The latest intelligence from the Levant does not so much surprise as it confirms a lingering suspicion: that the technological barbarians are now at the gate, and they have borrowed their chariot from the fields of Ukraine. Hezbollah, that perennial irritant on Israel’s northern border, is reportedly deploying fibre-optic drones. The cables are not for internet surfing; they are the enemy’s lifeline, immune to electronic jamming.
This is a lesson learned from the Donbas, where the humble cable has outmanoeuvred the high-minded jammer. British defence chiefs, ever vigilant, have raised their alert level. But to what end?
The fundamental problem is not the drone itself, but the intellectual decay that makes such asymmetry possible. We have spent two decades chasing algorithm wars in the Gulf, only to find that the future of conflict is tethered to a wire. Hezbollah, often dismissed as a rag-tag militia, has absorbed the truth that the Victorian empire once knew: that a simple innovation, ruthlessly applied, can undo a superpower.

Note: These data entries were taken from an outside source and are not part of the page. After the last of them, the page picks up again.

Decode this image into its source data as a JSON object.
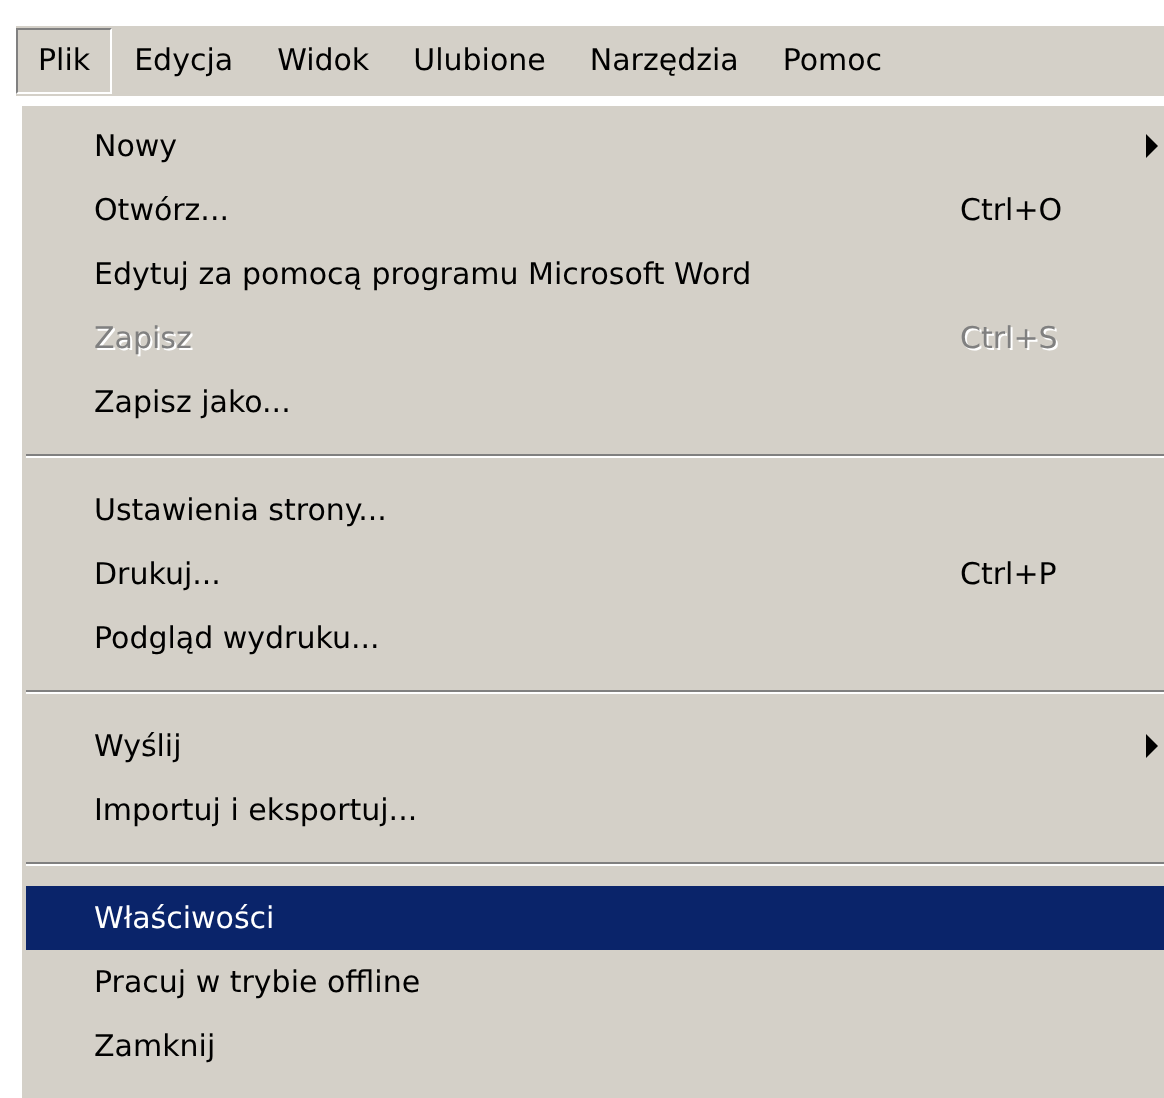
{
  "menubar": [
    {
      "label": "Plik",
      "selected": true
    },
    {
      "label": "Edycja",
      "selected": false
    },
    {
      "label": "Widok",
      "selected": false
    },
    {
      "label": "Ulubione",
      "selected": false
    },
    {
      "label": "Narzędzia",
      "selected": false
    },
    {
      "label": "Pomoc",
      "selected": false
    }
  ],
  "menu": [
    {
      "kind": "item",
      "label": "Nowy",
      "submenu": true,
      "disabled": false,
      "selected": false
    },
    {
      "kind": "item",
      "label": "Otwórz...",
      "shortcut": "Ctrl+O",
      "disabled": false,
      "selected": false
    },
    {
      "kind": "item",
      "label": "Edytuj za pomocą programu Microsoft Word",
      "disabled": false,
      "selected": false
    },
    {
      "kind": "item",
      "label": "Zapisz",
      "shortcut": "Ctrl+S",
      "disabled": true,
      "selected": false
    },
    {
      "kind": "item",
      "label": "Zapisz jako...",
      "disabled": false,
      "selected": false
    },
    {
      "kind": "separator"
    },
    {
      "kind": "item",
      "label": "Ustawienia strony...",
      "disabled": false,
      "selected": false
    },
    {
      "kind": "item",
      "label": "Drukuj...",
      "shortcut": "Ctrl+P",
      "disabled": false,
      "selected": false
    },
    {
      "kind": "item",
      "label": "Podgląd wydruku...",
      "disabled": false,
      "selected": false
    },
    {
      "kind": "separator"
    },
    {
      "kind": "item",
      "label": "Wyślij",
      "submenu": true,
      "disabled": false,
      "selected": false
    },
    {
      "kind": "item",
      "label": "Importuj i eksportuj...",
      "disabled": false,
      "selected": false
    },
    {
      "kind": "separator"
    },
    {
      "kind": "item",
      "label": "Właściwości",
      "disabled": false,
      "selected": true
    },
    {
      "kind": "item",
      "label": "Pracuj w trybie offline",
      "disabled": false,
      "selected": false
    },
    {
      "kind": "item",
      "label": "Zamknij",
      "disabled": false,
      "selected": false
    }
  ]
}
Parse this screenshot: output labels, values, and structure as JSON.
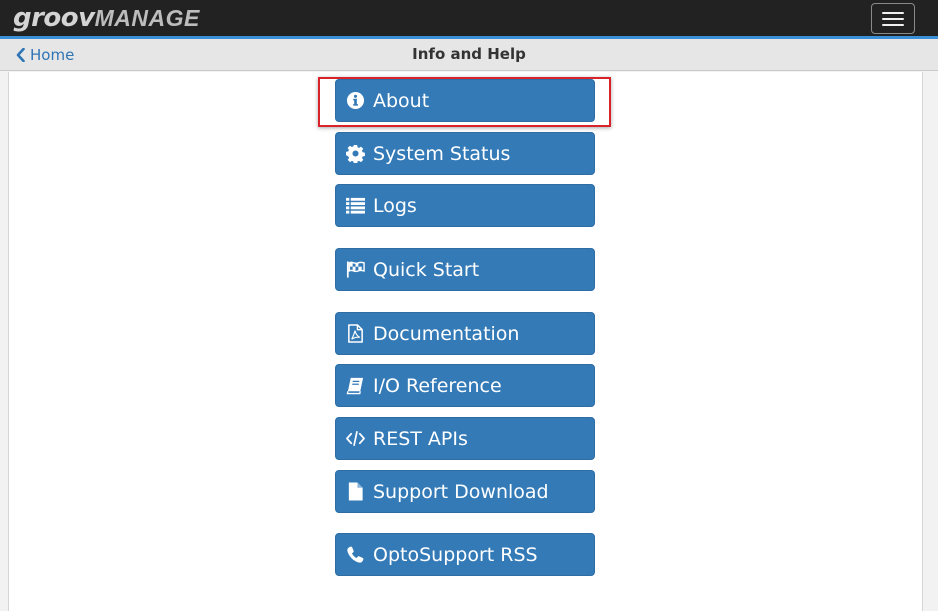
{
  "app": {
    "logo_part1": "groov",
    "logo_part2": "MANAGE"
  },
  "nav": {
    "back_label": "Home",
    "title": "Info and Help"
  },
  "menu": [
    {
      "label": "About",
      "icon": "info-circle-icon"
    },
    {
      "label": "System Status",
      "icon": "gear-icon"
    },
    {
      "label": "Logs",
      "icon": "list-icon"
    },
    {
      "label": "Quick Start",
      "icon": "checkered-flag-icon"
    },
    {
      "label": "Documentation",
      "icon": "pdf-file-icon"
    },
    {
      "label": "I/O Reference",
      "icon": "book-icon"
    },
    {
      "label": "REST APIs",
      "icon": "code-icon"
    },
    {
      "label": "Support Download",
      "icon": "file-icon"
    },
    {
      "label": "OptoSupport RSS",
      "icon": "phone-icon"
    }
  ],
  "colors": {
    "accent": "#337ab7",
    "topbar": "#222222",
    "highlight": "#d9232a"
  }
}
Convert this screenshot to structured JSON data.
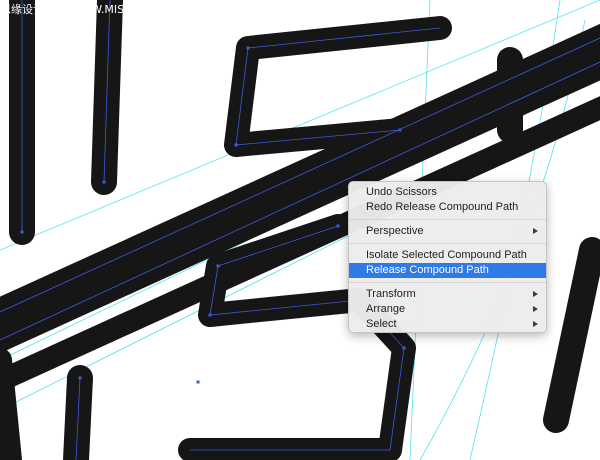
{
  "watermark": {
    "text": "思缘设计论坛 WWW.MISSYUAN.COM"
  },
  "context_menu": {
    "undo_label": "Undo Scissors",
    "redo_label": "Redo Release Compound Path",
    "perspective_label": "Perspective",
    "isolate_label": "Isolate Selected Compound Path",
    "release_label": "Release Compound Path",
    "transform_label": "Transform",
    "arrange_label": "Arrange",
    "select_label": "Select",
    "highlighted_item": "Release Compound Path"
  },
  "colors": {
    "stroke": "#161616",
    "path_outline": "#3d5bd9",
    "anchor": "#3d5bd9",
    "guide": "#57e0f0",
    "highlight": "#2e7ae6"
  }
}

The fibre-optic drone is not a new weapon; it is a mirror held up to our own strategic bankruptcy. We assume that electronic dominance will carry the day, but the enemy has read our playbook and found the loophole. The drone is a symptom of a deeper malaise: a global order that has lost its monopoly on force and is now scrambling to catch up with a paramilitary group that has studied the Ukraine war more carefully than the Pentagon.
If British defence chiefs are on high alert, they should be alarmed not by the drone itself, but by what it represents: the end of the Western era of clean, remote-controlled warfare. We are back to the trenches, but with a fibre-optic twist. The question is not whether we can jam it, but whether we have the intellectual fortitude to rethink our entire approach to combat.
I suspect we do not. The Fall of Rome was not caused by barbarians with better swords, but by Romans who had forgotten how to think. We have Hezbollah flying drones; we have defence chiefs on alert.